When the power paradigm shifted to the United States, the hero fought for the ideals of democracy; truth, freedom and the American way.
The patriotism was outlandish and surreal, at least to me when I was growing up.
An early interest in history and the revelations of the fifty year rule as it passed across the events of the second world war saw the scales fall from my eyes as a young man in his early twenties.
It was a generational thing, though, I was nothing special in that regard.
The Sixties brought rebellion and awareness to a whole generation, ushering in a raft of changes that engaged the establishment in a war to protect its best interests that is still raging today.

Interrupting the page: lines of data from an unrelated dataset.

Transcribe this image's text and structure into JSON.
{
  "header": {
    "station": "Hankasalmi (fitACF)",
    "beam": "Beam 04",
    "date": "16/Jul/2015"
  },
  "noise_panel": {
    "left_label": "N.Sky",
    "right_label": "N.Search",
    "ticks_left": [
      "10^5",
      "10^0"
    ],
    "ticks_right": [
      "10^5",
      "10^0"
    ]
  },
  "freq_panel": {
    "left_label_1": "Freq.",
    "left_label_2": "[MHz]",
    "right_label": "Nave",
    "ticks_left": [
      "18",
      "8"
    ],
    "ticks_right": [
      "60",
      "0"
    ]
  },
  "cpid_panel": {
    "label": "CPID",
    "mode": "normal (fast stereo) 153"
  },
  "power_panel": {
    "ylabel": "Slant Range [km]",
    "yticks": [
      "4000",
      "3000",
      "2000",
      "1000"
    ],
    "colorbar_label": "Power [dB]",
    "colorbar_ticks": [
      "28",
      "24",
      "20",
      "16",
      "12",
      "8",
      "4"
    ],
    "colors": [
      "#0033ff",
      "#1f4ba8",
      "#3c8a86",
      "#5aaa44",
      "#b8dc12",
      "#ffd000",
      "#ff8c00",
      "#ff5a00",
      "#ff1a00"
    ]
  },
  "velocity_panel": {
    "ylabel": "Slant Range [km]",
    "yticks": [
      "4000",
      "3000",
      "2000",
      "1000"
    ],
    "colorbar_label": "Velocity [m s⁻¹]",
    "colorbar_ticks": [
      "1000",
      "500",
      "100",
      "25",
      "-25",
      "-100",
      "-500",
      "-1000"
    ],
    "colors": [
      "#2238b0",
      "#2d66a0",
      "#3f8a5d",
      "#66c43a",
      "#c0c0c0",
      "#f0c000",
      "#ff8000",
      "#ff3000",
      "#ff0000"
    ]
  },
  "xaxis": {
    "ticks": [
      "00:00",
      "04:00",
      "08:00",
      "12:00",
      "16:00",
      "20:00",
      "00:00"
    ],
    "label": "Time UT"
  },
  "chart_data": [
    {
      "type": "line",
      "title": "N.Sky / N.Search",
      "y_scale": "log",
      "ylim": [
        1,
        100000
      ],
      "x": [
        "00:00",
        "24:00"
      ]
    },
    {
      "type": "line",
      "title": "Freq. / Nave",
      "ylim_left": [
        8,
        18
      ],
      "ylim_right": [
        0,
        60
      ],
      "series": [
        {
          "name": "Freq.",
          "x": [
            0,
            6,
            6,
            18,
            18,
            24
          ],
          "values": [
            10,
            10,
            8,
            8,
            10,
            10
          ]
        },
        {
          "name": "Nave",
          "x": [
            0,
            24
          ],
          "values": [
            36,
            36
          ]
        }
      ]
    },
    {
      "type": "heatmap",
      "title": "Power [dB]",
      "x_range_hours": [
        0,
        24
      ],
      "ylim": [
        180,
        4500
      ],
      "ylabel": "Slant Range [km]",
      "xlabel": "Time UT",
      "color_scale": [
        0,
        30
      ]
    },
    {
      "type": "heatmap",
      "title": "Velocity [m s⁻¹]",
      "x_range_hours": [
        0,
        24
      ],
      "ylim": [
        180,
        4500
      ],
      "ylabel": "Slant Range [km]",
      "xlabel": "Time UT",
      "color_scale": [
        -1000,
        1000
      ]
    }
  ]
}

So, here we are now, with the heroes of the past trying to hide the copious blood on their hands, the edifices of so-called “Good” too busy securing their ill-gotten gains to even bother hiding the blood on theirs and we as writers are left searching frantically for a way to weave our heroes a believable platform from which they may justify their derring-do.
I guess this is why my hero is still but a zephyr at the moment, whereas my villain is all too real.
We are left with the choice of making our heroes motives very close to home; family to protect, local town to save or even just staying alive in a hostile world, or, have him supporting the crumbling edifices of justifications past and compromising our own basic honesty.
I think I’m going to have to leave the compromise side of things to the generation preceding mine, they have a knack for painting elephants in the room to the point of invisibility whereas I am from the generation that can not only see the elephant, but will be alive long enough to find its presence more than just a little uncomfortable.